Геркон Люкас, все еще в волчьем обличье, поднял голову и посмотрел ему вслед долгим взглядом. Когда Казимир исчез из вида, Люкас опустил свою испачканную в крови морду и снова занялся добычей.
ГЛАВА 12
На следующее утро восход солнца застал Казимира бодрствующим. Он сидел в кресле на балконе своей спальни, заложив руки за голову и положив ноги на перила. Яркое солнце сверкало на влажных от росы крышах Гармонии. Глядя на сонный еще город, Мейстерзингер наблюдал за воробьями, перелетавшими от дома к дому.
Один из воробьев, трепеща крылышками, подлетел к увитому плющом балкону и уселся на перила в нескольких дюймах от ног Казимира. Пристально разглядывая птицу, юноша заметил зябкое дрожание перьев.
– Лети-ка ты лучше на юг, пташка, – пробормотал он негромко. – Зима идет.
Не слушая его, воробей рассеянно поскакал по перилам туда, где вился стебель плюща, украшенный красно-золотыми листьями. Острый клюв сорвал с сухой ветки прокисшую ягодку, потом воробей взмахнул крыльями и полетел по своим воробьиным делам.
Казимир следил взглядом за его полетом, а сам припоминал события прошлой ночи. Он все еще чувствовал в своей груди пьянящий аромат полуночного воздуха и помнил, как дрожала земля под его стремительными ногами. Никто не смог бы противостоять ему вчера, никто не смог бы сравняться с ним – даже Геркон Люкас. А что за добыча был этот олень! Что за сладкое мясо! Как приятно было на полном скаку пригнуть к земле его голову, вонзить клыки в его упругую и мягкую шею, опрокинуть и терзать горячую плоть, не чувствуя уколов совести и вины!…
Теперь, чувствуя, как в легкие его вливается свежий утренний воздух, Казимир ничего не желал так сильно, как снова начать охоту – не одному, как это было на протяжении восемнадцати долгих лет, а в стае, во главе таких же, как он, хищников. Теперь он больше не был одинок.
В спальне за его спиной раздался предательский скрип петель, потом раздался осторожный шорох протертых кожаных подошв по полу.

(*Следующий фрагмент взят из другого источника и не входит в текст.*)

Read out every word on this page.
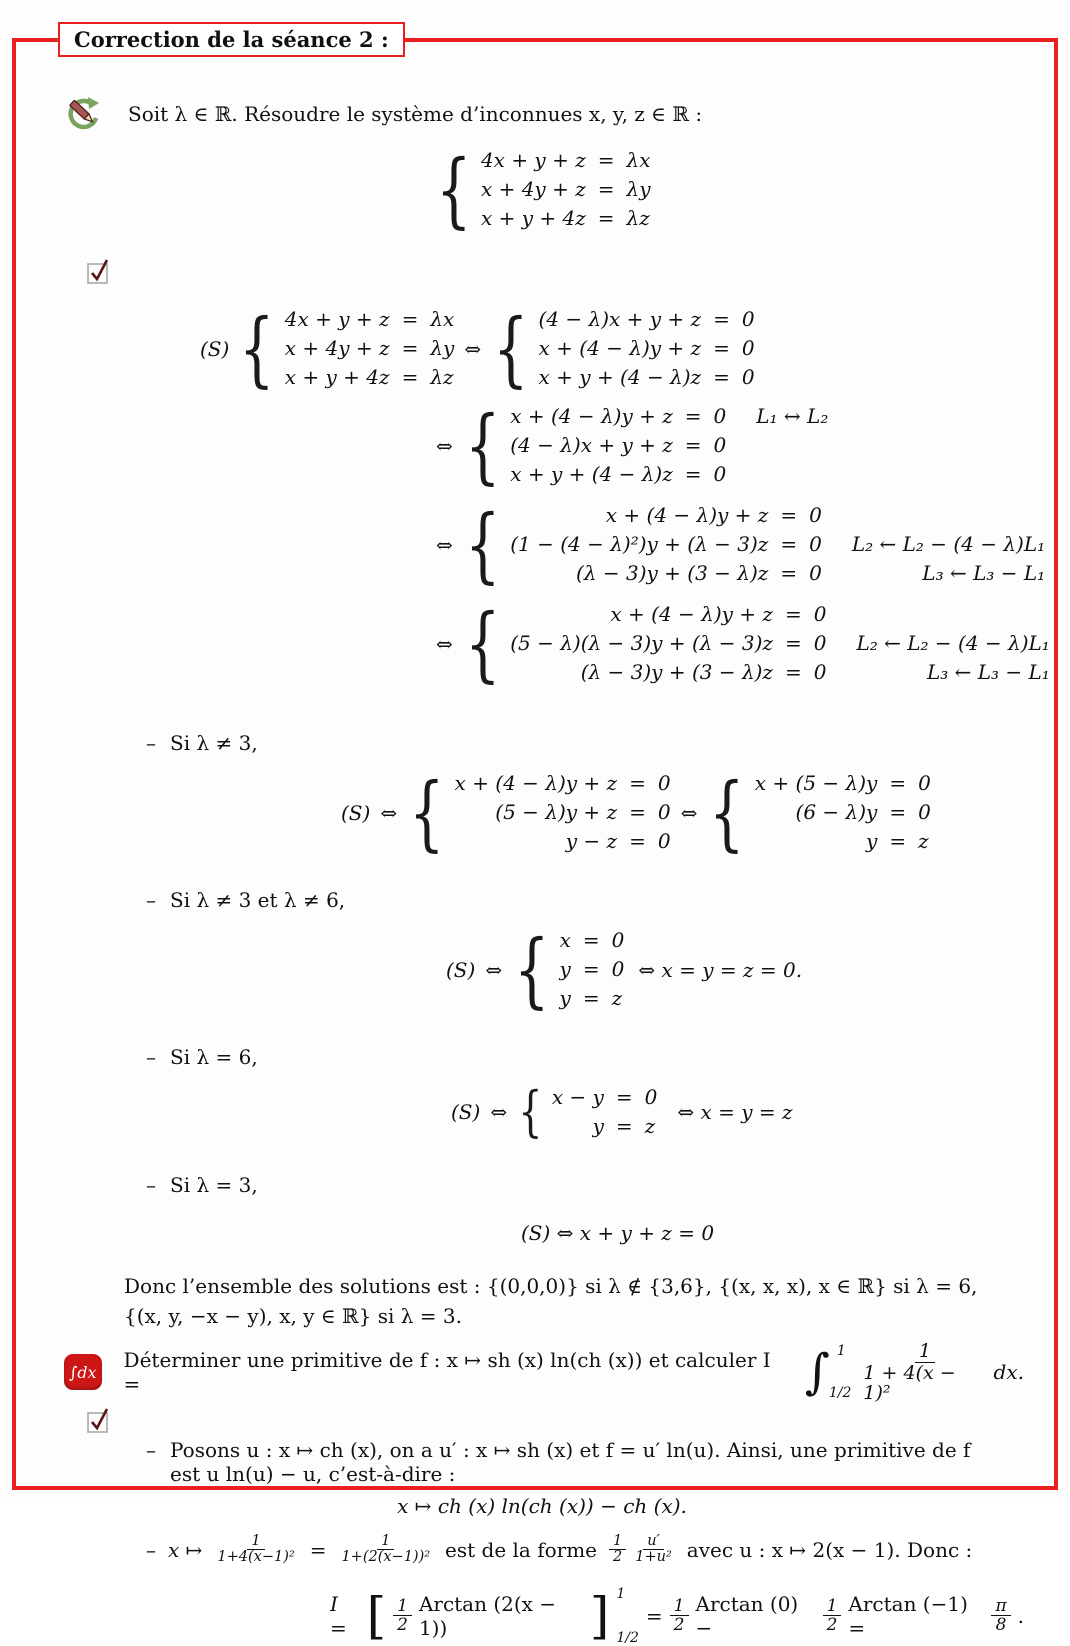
Correction de la séance 2 :
Soit λ ∈ ℝ. Résoudre le système d’inconnues x, y, z ∈ ℝ :
{ 4x + y + z = λx
x + 4y + z = λy
x + y + 4z = λz
(S) { 4x + y + z = λx
x + 4y + z = λy
x + y + 4z = λz
⇔ { (4 − λ)x + y + z = 0
x + (4 − λ)y + z = 0
x + y + (4 − λ)z = 0
⇔ { x + (4 − λ)y + z = 0	L₁ ↔ L₂
(4 − λ)x + y + z = 0
x + y + (4 − λ)z = 0
⇔ {	x + (4 − λ)y + z = 0
(1 − (4 − λ)²)y + (λ − 3)z = 0	L₂ ← L₂ − (4 − λ)L₁
(λ − 3)y + (3 − λ)z = 0	L₃ ← L₃ − L₁
⇔ {	x + (4 − λ)y + z = 0
(5 − λ)(λ − 3)y + (λ − 3)z = 0	L₂ ← L₂ − (4 − λ)L₁
(λ − 3)y + (3 − λ)z = 0	L₃ ← L₃ − L₁
– Si λ ≠ 3,
(S) ⇔ { x + (4 − λ)y + z = 0
(5 − λ)y + z = 0
y − z = 0
⇔ { x + (5 − λ)y = 0
(6 − λ)y = 0
y = z
– Si λ ≠ 3 et λ ≠ 6,
(S) ⇔ { x = 0
y = 0
y = z
⇔ x = y = z = 0.
– Si λ = 6,
(S) ⇔ { x − y = 0
y = z
⇔ x = y = z
– Si λ = 3,
(S) ⇔ x + y + z = 0
Donc l’ensemble des solutions est : {(0,0,0)} si λ ∉ {3,6}, {(x, x, x), x ∈ ℝ} si λ = 6, {(x, y, −x − y), x, y ∈ ℝ} si λ = 3.
∫dx Déterminer une primitive de f : x ↦ sh (x) ln(ch (x)) et calculer I =	∫ 1
$1/2 \frac{1}{\text{1 + 4(x − 1)²}}$ dx.
– Posons u : x ↦ ch (x), on a u′ : x ↦ sh (x) et f = u′ ln(u). Ainsi, une primitive de f est u ln(u) − u, c’est-à-dire :
x ↦ ch (x) ln(ch (x)) − ch (x).
– x ↦ $\frac{1}{\text{1+4(x−1)²}} = \frac{1}{\text{1+(2(x−1))²}}$ est de la forme $\frac{1}{2} \frac{u'}{\text{1+u²}}$ avec u : x ↦ 2(x − 1). Donc :
I = [ $\frac{1}{2}$ Arctan (2(x − 1))	] 1
1/2
= $\frac{1}{2}$ Arctan (0) −	$\frac{1}{2}$ Arctan (−1) =	$\frac{\pi}{8}$ .
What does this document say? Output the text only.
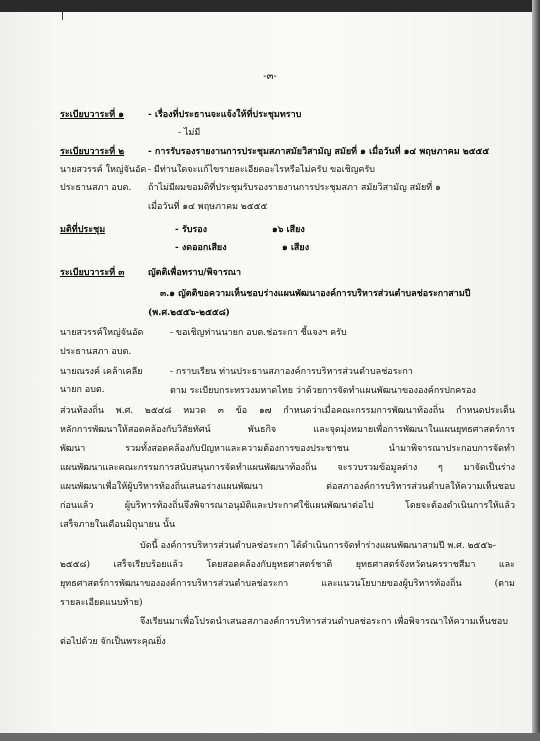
-๓-
ระเบียบวาระที่ ๑	- เรื่องที่ประธานจะแจ้งให้ที่ประชุมทราบ
- ไม่มี
ระเบียบวาระที่ ๒	- การรับรองรายงานการประชุมสภาสมัยวิสามัญ สมัยที่ ๑ เมื่อวันที่ ๑๔ พฤษภาคม ๒๕๕๕
นายสวรรค์ ใหญ่จันอัด
ประธานสภา อบต.
- มีท่านใดจะแก้ไขรายละเอียดอะไรหรือไม่ครับ ขอเชิญครับ
ถ้าไม่มีผมขอมติที่ประชุมรับรองรายงานการประชุมสภา สมัยวิสามัญ สมัยที่ ๑
เมื่อวันที่ ๑๔ พฤษภาคม ๒๕๕๕
มติที่ประชุม	- รับรอง	๑๖ เสียง
- งดออกเสียง	๑ เสียง
ระเบียบวาระที่ ๓	ญัตติเพื่อทราบ/พิจารณา
๓.๑ ญัตติขอความเห็นชอบร่างแผนพัฒนาองค์การบริหารส่วนตำบลช่อระกาสามปี
(พ.ศ.๒๕๕๖-๒๕๕๘)
นายสวรรค์ใหญ่จันอัด
ประธานสภา อบต.
- ขอเชิญท่านนายก อบต.ช่อระกา ชี้แจงฯ ครับ
นายณรงค์ เคล้าเคลีย
นายก อบต.
- กราบเรียน ท่านประธานสภาองค์การบริหารส่วนตำบลช่อระกา
ตาม ระเบียบกระทรวงมหาดไทย ว่าด้วยการจัดทำแผนพัฒนาขององค์กรปกครอง
ส่วนท้องถิ่น พ.ศ. ๒๕๔๘ หมวด ๓ ข้อ ๑๗ กำหนดว่าเมื่อคณะกรรมการพัฒนาท้องถิ่น กำหนดประเด็น
หลักการพัฒนาให้สอดคล้องกับวิสัยทัศน์ พันธกิจ และจุดมุ่งหมายเพื่อการพัฒนาในแผนยุทธศาสตร์การ
พัฒนา รวมทั้งสอดคล้องกับปัญหาและความต้องการของประชาชน นำมาพิจารณาประกอบการจัดทำ
แผนพัฒนาและคณะกรรมการสนับสนุนการจัดทำแผนพัฒนาท้องถิ่น จะรวบรวมข้อมูลต่าง ๆ มาจัดเป็นร่าง
แผนพัฒนาเพื่อให้ผู้บริหารท้องถิ่นเสนอร่างแผนพัฒนา ต่อสภาองค์การบริหารส่วนตำบลให้ความเห็นชอบ
ก่อนแล้ว ผู้บริหารท้องถิ่นจึงพิจารณาอนุมัติและประกาศใช้แผนพัฒนาต่อไป โดยจะต้องดำเนินการให้แล้ว
เสร็จภายในเดือนมิถุนายน นั้น
บัดนี้ องค์การบริหารส่วนตำบลช่อระกา ได้ดำเนินการจัดทำร่างแผนพัฒนาสามปี พ.ศ. ๒๕๕๖-
๒๕๕๘) เสร็จเรียบร้อยแล้ว โดยสอดคล้องกับยุทธศาสตร์ชาติ ยุทธศาสตร์จังหวัดนครราชสีมา และ
ยุทธศาสตร์การพัฒนาขององค์การบริหารส่วนตำบลช่อระกา และแนวนโยบายของผู้บริหารท้องถิ่น (ตาม
รายละเอียดแนบท้าย)
จึงเรียนมาเพื่อโปรดนำเสนอสภาองค์การบริหารส่วนตำบลช่อระกา เพื่อพิจารณาให้ความเห็นชอบ
ต่อไปด้วย จักเป็นพระคุณยิ่ง
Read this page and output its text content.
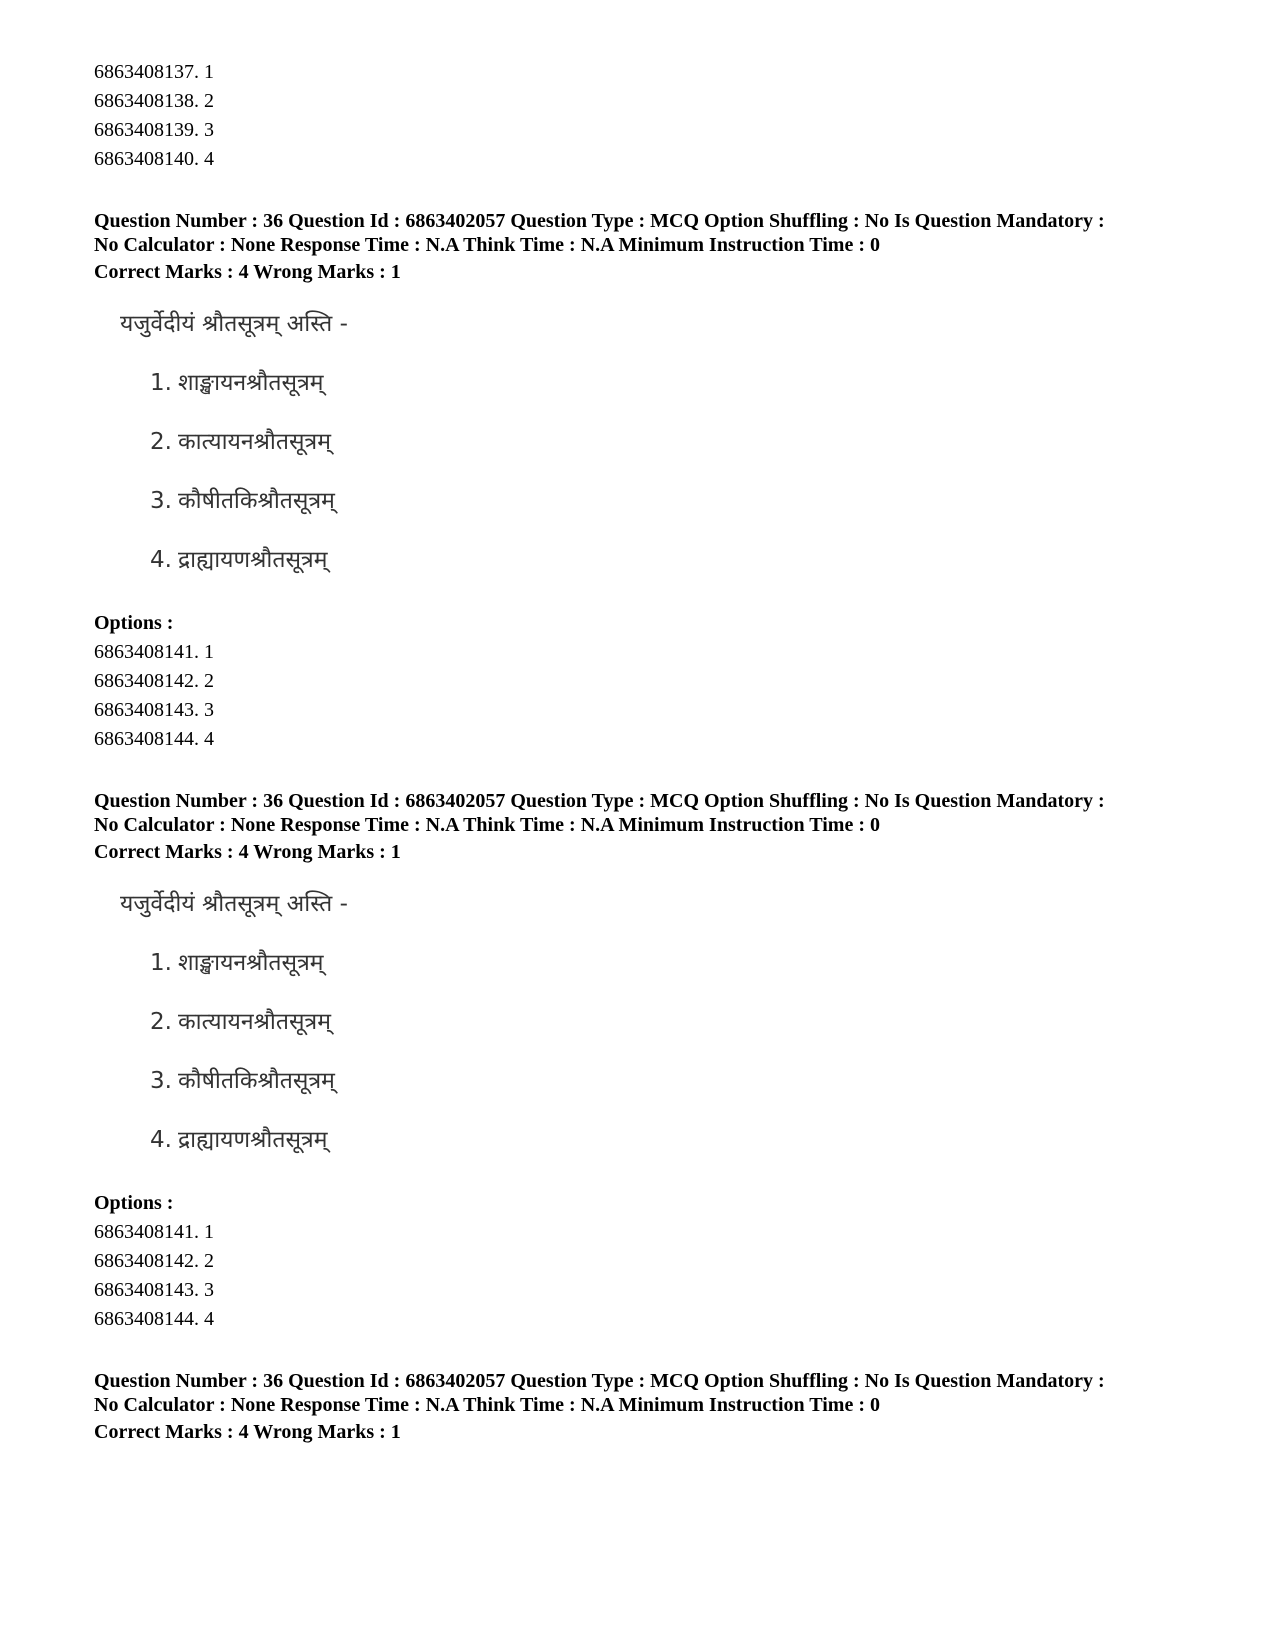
6863408137. 1
6863408138. 2
6863408139. 3
6863408140. 4
Question Number : 36 Question Id : 6863402057 Question Type : MCQ Option Shuffling : No Is Question Mandatory :
No Calculator : None Response Time : N.A Think Time : N.A Minimum Instruction Time : 0
Correct Marks : 4 Wrong Marks : 1
यजुर्वेदीयं श्रौतसूत्रम् अस्ति -
1. शाङ्खायनश्रौतसूत्रम्
2. कात्यायनश्रौतसूत्रम्
3. कौषीतकिश्रौतसूत्रम्
4. द्राह्यायणश्रौतसूत्रम्
Options :
6863408141. 1
6863408142. 2
6863408143. 3
6863408144. 4
Question Number : 36 Question Id : 6863402057 Question Type : MCQ Option Shuffling : No Is Question Mandatory :
No Calculator : None Response Time : N.A Think Time : N.A Minimum Instruction Time : 0
Correct Marks : 4 Wrong Marks : 1
यजुर्वेदीयं श्रौतसूत्रम् अस्ति -
1. शाङ्खायनश्रौतसूत्रम्
2. कात्यायनश्रौतसूत्रम्
3. कौषीतकिश्रौतसूत्रम्
4. द्राह्यायणश्रौतसूत्रम्
Options :
6863408141. 1
6863408142. 2
6863408143. 3
6863408144. 4
Question Number : 36 Question Id : 6863402057 Question Type : MCQ Option Shuffling : No Is Question Mandatory :
No Calculator : None Response Time : N.A Think Time : N.A Minimum Instruction Time : 0
Correct Marks : 4 Wrong Marks : 1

– Доброе утро, мастер Казимир, – неуверенно сказал мальчик-слуга.
Шумно вздохнув, Казимир сделал ему знак встать перед собой.
– Что такого важного случилось, что ты решился потревожить меня в столь ранний час?
Гладкие кожаные подошвы зашаркали по паркетному полу, и юный паж остановился рядом с Мейстерзингером.
– Давай, выкладывай, – поторопил его Казимир.
– Жрец Милила Густав мертв! – выпалил мальчишка.
Казимир почувствовал, как горло его стиснуло внезапной судорогой, и помрачнел Густав мертв?
По шее его пробежал холодок, и он вздохнул снова. Отвернувшись от пажа, он посмотрел вниз, на просыпающийся город. Воробьи продолжали виться над крышами, не обращая внимания на появляющихся редких людей.